Anonymous’ claim that they acquired the million-record database of Apple gadget identifiers from the FBI has been debunked. According to NBC News, Blue Toad, a publishing company based in Florida, is the source of the database that was stolen.
In an exclusive report, Blue Toad CEO Paul DeHart confirmed to NBC that they were the unwilling source of the leak. The company’s forensic analysis believes the records were stolen “in the past two weeks.”
That’s 100 percent confidence level, it’s our data. As soon as we found out we were involved and victimized, we approached the appropriate law enforcement officials, and we began to take steps to come forward, clear the record and take responsibility for this.
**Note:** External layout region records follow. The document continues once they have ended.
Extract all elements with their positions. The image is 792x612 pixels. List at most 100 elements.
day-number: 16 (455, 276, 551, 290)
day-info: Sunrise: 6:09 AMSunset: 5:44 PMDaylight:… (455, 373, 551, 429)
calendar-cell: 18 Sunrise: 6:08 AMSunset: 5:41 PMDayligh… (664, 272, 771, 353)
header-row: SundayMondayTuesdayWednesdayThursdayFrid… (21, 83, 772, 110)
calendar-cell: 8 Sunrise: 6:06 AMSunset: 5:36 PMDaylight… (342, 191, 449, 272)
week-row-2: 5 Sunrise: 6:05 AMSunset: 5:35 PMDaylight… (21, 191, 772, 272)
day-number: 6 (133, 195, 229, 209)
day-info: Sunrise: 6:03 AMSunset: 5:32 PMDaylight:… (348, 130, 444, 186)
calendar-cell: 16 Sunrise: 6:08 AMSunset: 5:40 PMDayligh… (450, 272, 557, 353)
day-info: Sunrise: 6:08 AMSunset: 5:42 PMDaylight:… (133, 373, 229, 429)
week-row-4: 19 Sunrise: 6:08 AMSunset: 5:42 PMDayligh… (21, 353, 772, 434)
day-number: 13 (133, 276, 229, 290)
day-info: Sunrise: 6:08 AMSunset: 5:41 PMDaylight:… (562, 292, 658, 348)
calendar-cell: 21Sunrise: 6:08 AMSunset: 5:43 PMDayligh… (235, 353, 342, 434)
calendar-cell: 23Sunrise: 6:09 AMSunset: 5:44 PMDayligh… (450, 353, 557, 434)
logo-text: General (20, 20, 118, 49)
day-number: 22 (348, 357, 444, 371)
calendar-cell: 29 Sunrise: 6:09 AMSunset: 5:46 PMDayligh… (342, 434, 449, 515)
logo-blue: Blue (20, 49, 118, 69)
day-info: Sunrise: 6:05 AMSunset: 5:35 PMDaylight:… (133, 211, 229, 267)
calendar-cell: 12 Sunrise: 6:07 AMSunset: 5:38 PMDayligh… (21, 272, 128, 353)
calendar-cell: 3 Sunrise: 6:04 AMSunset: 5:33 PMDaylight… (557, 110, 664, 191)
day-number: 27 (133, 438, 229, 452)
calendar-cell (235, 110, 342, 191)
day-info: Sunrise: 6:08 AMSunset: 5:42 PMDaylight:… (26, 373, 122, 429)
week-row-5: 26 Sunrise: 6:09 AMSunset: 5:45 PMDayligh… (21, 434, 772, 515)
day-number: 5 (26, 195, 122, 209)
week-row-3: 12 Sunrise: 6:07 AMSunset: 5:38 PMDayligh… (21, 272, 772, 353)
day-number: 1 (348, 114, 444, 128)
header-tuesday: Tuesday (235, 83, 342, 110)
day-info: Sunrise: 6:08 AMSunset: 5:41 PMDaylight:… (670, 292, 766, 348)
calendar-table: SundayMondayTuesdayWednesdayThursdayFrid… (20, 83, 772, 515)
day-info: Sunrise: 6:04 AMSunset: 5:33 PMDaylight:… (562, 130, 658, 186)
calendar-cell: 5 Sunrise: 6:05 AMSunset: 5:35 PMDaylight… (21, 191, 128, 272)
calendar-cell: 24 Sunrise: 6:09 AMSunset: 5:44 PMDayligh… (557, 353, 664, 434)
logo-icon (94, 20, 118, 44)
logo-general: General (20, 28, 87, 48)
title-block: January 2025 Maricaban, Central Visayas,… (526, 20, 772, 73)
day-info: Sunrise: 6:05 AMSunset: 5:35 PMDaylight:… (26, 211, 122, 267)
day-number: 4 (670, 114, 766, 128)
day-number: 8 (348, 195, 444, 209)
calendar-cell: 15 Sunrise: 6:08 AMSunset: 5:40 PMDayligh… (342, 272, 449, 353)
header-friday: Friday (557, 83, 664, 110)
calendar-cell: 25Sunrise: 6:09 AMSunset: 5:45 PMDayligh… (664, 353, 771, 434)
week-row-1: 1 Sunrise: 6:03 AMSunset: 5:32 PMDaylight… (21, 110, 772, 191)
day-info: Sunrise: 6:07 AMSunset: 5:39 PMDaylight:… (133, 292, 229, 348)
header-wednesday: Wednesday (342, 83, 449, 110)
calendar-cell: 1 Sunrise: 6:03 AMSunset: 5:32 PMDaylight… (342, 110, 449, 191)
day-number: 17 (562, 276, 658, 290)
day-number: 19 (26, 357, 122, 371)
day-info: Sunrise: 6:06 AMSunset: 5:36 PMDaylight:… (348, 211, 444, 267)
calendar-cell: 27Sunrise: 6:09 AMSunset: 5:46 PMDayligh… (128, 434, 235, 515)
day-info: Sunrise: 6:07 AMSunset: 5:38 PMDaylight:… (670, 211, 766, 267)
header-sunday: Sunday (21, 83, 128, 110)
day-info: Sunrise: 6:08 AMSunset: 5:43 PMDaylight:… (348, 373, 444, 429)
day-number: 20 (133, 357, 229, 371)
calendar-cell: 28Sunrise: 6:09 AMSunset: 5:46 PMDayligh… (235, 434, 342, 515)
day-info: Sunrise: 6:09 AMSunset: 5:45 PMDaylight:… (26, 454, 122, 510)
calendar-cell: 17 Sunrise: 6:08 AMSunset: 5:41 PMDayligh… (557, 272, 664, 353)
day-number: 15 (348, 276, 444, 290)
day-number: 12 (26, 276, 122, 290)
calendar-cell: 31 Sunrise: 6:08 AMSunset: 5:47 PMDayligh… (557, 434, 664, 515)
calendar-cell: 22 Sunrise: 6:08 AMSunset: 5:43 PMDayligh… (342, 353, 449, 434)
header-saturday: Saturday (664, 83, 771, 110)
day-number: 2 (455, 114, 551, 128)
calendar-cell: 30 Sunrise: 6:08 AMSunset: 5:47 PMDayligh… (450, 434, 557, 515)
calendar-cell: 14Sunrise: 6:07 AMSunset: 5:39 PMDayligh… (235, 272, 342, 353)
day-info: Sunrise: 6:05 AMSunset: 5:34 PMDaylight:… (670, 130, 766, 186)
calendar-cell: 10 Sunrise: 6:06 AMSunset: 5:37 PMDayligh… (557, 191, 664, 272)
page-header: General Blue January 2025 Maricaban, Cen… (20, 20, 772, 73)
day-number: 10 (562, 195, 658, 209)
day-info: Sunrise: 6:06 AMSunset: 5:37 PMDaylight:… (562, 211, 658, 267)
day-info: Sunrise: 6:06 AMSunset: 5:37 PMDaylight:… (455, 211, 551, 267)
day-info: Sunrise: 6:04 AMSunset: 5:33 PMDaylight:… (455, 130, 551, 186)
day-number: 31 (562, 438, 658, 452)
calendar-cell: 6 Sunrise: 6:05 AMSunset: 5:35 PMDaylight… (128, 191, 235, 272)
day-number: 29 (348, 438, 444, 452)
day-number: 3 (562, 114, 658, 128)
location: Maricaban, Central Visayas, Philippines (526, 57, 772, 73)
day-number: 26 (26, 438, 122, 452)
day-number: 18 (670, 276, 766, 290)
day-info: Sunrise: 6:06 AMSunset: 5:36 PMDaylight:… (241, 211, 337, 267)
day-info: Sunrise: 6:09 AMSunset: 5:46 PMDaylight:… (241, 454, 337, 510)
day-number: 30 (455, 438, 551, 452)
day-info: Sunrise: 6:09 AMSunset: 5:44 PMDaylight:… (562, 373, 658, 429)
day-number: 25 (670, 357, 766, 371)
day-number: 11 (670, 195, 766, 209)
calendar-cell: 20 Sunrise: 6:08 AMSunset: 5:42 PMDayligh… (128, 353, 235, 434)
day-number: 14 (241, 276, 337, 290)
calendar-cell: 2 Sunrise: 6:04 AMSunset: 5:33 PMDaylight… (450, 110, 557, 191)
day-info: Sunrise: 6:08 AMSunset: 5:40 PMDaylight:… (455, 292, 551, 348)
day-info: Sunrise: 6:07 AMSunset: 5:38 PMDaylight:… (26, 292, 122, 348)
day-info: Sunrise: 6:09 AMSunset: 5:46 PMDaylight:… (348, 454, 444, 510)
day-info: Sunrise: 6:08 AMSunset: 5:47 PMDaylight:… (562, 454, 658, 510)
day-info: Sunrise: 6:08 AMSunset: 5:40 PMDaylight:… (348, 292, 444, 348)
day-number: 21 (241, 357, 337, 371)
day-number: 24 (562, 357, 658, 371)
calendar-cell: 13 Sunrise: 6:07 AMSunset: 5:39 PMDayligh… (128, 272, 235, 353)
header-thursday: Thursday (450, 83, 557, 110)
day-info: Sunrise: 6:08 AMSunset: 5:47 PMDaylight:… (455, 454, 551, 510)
Earlier this month, Anonymous leaked over 1 million unique identifiers that they claimed came from a stolen FBI-owned laptop. However, Apple claimed that they didn’t give any UDIDs to the FBI, news that the federal agency confirmed.
Regardless of where the UDIDs came from, Apple has asked developers to stop using them to track users.
For those concerned that their data was leaked, DeHart recommends visiting one of the search engines where users can see if their UDID is in the data dump, like this one. Still, he suggests consumers should not “overreact” to news of the leak. His suggestion is to make sure your apps are updated since many developers have already removed UDIDs for tracking purposes.
To find your UDID, make sure your iOS device is attached to your PC or Mac. From there, go into iTunes and click on your device’s icon. You will find your UDID on the Summary page near the top of the screen right after your device’s serial number is listed. If you don’t see the UDID, click below it, and it should appear.
When we hear more about this security breach, we’ll let you know.